In 1983, Australian Labor was in disarray under its then leader, Bill Hayden. The previous December it had lost a vital by-election to Malcolm Fraser’s governing Liberal party. Reading the runes from the polls, Fraser called a snap election for March 5.
Spot the parallels? A government by-election win. A snap election called to capitalise on a Labor Party with a useless leader. No hope for Labor on the verge of polling day.
But here’s where the parallels end. On February 3, a group of senior Labor MPs told Hayden that he had to go. Hayden was a decent man and realised the game was up. (Fraser had called the election on the same day, unaware that Labor was already in the process of ditching its leader.)
Five days later, Labor MPs elected Bob Hawke unopposed. After being Leader of the Opposition for less than a month, he won Labor’s biggest victory for four decades.
Then, 27 years later, Labor did it again. In 2010, the Australian Labor Party was heading for defeat. Every poll showed it was going to be booted out of government under Kevin Rudd. On June 23, deputy leader Julia Gillard launched a coup that removed Rudd the very next day.
Just three weeks after taking office, Gillard called an election – and Labor astonished everyone by holding on to power.
In other words, it really isn’t too late for Labour in the UK. We have seven weeks before polling day – plenty of time for a new leader to shore up the party and put up a semblance of a fight.
And it’s not just the benefits of changing leader that Labour MPs should think about: the party’s history shows what happens when they don’t act.
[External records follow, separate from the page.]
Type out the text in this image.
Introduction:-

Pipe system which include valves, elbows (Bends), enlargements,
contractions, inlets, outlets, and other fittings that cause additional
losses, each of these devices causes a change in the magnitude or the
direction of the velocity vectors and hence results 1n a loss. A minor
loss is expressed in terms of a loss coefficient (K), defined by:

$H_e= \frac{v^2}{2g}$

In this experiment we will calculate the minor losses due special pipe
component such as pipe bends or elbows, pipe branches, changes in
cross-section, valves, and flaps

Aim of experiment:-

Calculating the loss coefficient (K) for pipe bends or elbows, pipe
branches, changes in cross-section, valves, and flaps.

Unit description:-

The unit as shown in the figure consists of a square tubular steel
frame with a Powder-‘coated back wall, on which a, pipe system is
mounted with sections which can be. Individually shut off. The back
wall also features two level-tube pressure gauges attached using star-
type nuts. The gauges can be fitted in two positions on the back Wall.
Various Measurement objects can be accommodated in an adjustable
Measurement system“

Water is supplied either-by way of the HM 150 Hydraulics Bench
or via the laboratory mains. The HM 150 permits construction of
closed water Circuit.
If MPs had had the courage to act against Gordon Brown in 2009, or even in 2010, Labour might have held on. Don’t forget that David Cameron didn’t win the 2010 election. Despite the mess, Labour still had a mathematical chance of a coalition.
And if the party had removed the useless Michael Foot in the run-up to the 1983 election, it might have avoided its worst post-war performance, when it managed just 209 seats and 27.6 per cent.
Labour has removed one leader on the eve of an election. In October 1935, George Lansbury lost a conference resolution over Italy’s invasion of Abyssinia and realised he had to resign. Lansbury opposed sanctions; after Ernie Bevin accused him of “hawking your conscience round from body to body asking to be told what to do with it”, conference voted to support them. The next month, Labour was led into the general election by Attlee.
There is a big difference, of course, between Hayden, Lansbury and Corbyn. The first two were decent men who put their party first. Corbyn puts hard Left control of Labour first, which is why he is still in office.
So the onus is on Labour MPs and union figures to pull the plug. Labour MPs need to say enough is enough, and key union figures like Dave Prentis of Unison need to say the same.
If Labour is to have a chance of avoiding cataclysm, by anointing a new leader, they have to act now. That means the NEC demanding Corbyn goes, too – and then instituting a two-day contest in which whichever MPs decide to stand are voted on by their fellow MPs and then endorsed as leader by the NEC.
This is not about party politics, or saving political careers. If voters want rid of Labour MPs, so be it. Rather, it’s about what is right for Britain. Good governance and democracy itself require that voters have a choice between at least two serious parties, and we do not have that.
The fault for that lies with Jeremy Corbyn for refusing to accept reality. But unless Labour MPs and the unions take action, they will be complicit in an election that is no more than a coronation.